Books Read

Earth Abides

Earth AbidesEarth Abides by George R. Stewart
Published: 1949
Narrated by: Jonathan Davis
Length: 15:04 (373 pages)

I love a good apocalypse story. There’s something about wandering the remnants of civilization as we know it, with everything we think of as permanent out of reach, that is just so eerie and interesting. Obviously I’m not alone in this, as it’s an incredibly popular genre in all forms of media, one that has only gotten more and more popular in recent years. It’s something that we all seem to daydream about, for whatever reason.

As an aside, a few years ago I was diagnosed with Crohn’s disease. It’s something that I’m thankfully able to, for the most part, control with medication, but while I was still coming to terms with the whole thing, it occurred to me that no matter how much I prepared for an apocalypse, having a chronic illness like this means I wouldn’t make it. I could have incredible survival skills, expertise in all forms of combat, stores of food and the means to rebuild, and I’ll still likely just die pooping in a bush. It was a surprisingly depressing thought at the time, and I had to modify all daydreams to incorporate a sudden cure for the disease.

This is the story of a small group of people, all of whom have properly working immune systems, facing the aftermath of an apocalypse and having to start again. We follow Isherwood Williams as he awakes from an illness, a rattlesnake bite, and finds himself basically alone in the world. He sets out to travel across America to find survivors. The beginning of this was my favourite, as that’s exactly the kind of novel I was in the mood for – searching for others, scavenging for supplies, and piecing together the mystery of what happened. He even has a dog companion!

The rest of the book shifts and becomes more of a higher level view of what was happening year by year. We still follow Ish Williams in specific scenes, but the story skips vast amounts of time and spans over half a century. This is probably the more interesting and unique part of the book, to be honest, but I think my problem was that I was digging the beginning so much. It can be difficult when the tone of a book shifts as dramatically as this, but it was really interesting to see the long-term effects of the apocalypse. So many stories show the immediate struggle to survive, or they’re set in a world that went through this in the past and have now settled, but it’s not often we get to see that journey. How does the near-extinction of humankind affect other species? What food do you try to grow when none of you are farmers? How do you deal with childbirth when none of you are doctors? How do you pass on old-world knowledge to children, and how will the children think of the pre-apocalypse world? He brings up a lot of questions and really takes time to explore them.

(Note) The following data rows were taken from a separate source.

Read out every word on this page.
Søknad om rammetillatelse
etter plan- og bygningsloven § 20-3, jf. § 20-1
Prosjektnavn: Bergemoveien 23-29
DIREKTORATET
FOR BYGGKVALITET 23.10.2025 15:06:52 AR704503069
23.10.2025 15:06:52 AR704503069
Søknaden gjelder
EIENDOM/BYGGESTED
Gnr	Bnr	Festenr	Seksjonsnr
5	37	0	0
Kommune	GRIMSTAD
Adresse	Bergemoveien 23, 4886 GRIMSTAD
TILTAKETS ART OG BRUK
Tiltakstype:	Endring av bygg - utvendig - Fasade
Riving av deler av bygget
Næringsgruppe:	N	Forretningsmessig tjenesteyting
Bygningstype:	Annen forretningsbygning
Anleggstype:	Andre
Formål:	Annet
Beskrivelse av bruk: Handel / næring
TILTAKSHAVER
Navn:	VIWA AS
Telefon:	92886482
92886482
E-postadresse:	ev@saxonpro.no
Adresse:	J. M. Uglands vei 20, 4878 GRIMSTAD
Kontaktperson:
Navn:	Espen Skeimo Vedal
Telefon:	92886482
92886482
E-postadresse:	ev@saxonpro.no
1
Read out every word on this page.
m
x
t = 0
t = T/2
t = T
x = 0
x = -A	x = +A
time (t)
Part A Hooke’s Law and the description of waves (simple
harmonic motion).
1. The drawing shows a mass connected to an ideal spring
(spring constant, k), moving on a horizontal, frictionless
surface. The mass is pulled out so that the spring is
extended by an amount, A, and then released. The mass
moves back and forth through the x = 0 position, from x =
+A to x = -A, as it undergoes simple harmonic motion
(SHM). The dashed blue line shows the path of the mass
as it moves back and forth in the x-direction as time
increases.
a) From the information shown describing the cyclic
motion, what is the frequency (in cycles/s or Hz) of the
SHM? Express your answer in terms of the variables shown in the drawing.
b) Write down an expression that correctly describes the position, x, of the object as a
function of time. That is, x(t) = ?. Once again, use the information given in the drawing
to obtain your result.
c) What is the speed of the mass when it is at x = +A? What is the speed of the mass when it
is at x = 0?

Men go and come, but earth abides.

I think one of the most frustrating parts of this was Ish trying to teach the children to read and no one being behind him on it. They had two libraries nearby, lost worlds of knowledge, and society was losing the ability to read. Of all the adults, Ish was the only one who could understand why this was such a travesty. I don’t know if these people were just particularly stupid or if, with the Internet and the immediacy of information we have these days, written knowledge is more revered, but it was so painful to watch that slip away from them. He was considering this from a survival point of view, those books contained farming and medical information for example, but even from just a cultural point of view it would be such a shame to have thousands of books and no ability to read them. I guess the moral of this near the end of the book was that humankind would find ways of adapting, but just no. Learn to read, you imbeciles.

There were several scenes in this that I found a bit bewildering, where people just didn’t act in ways that made sense to me. Near the beginning, one of the first people Ish finds is a man drinking himself to death, and instead of trying to help him for even a moment, he is just an immediate asshole to him. Sure, he’s not the sort of person you want at your side in this scenario, and it was a way to show how some people wouldn’t cope mentally even if they survived physically, but at this point Ish wasn’t sure if they were the last two people on earth of not, so it seemed a bit rash. Another example was near the end of the novel. Ish was an old man who the tribe relied on for advice, a wise man held in an almost religious light, and when he wouldn’t answer them right away or started to drift off, they would keep pinching him. Is this a thing we used to do to the elderly in the 40’s? Or something an adult would do to anyone, ever? Has pinching just gone out of style now?

Overall I really enjoyed this. There were bits that dragged a little, but I think they served their purpose for the story as a whole, so I’ll give them a pass there. Like The Time Machine, this is another case of a novel influencing an entire genre but managing to have more substance than most of the derivative works. I always assume novels like this will be simpler than their contemporary counterparts. for some reason, but that seems often to not be the case.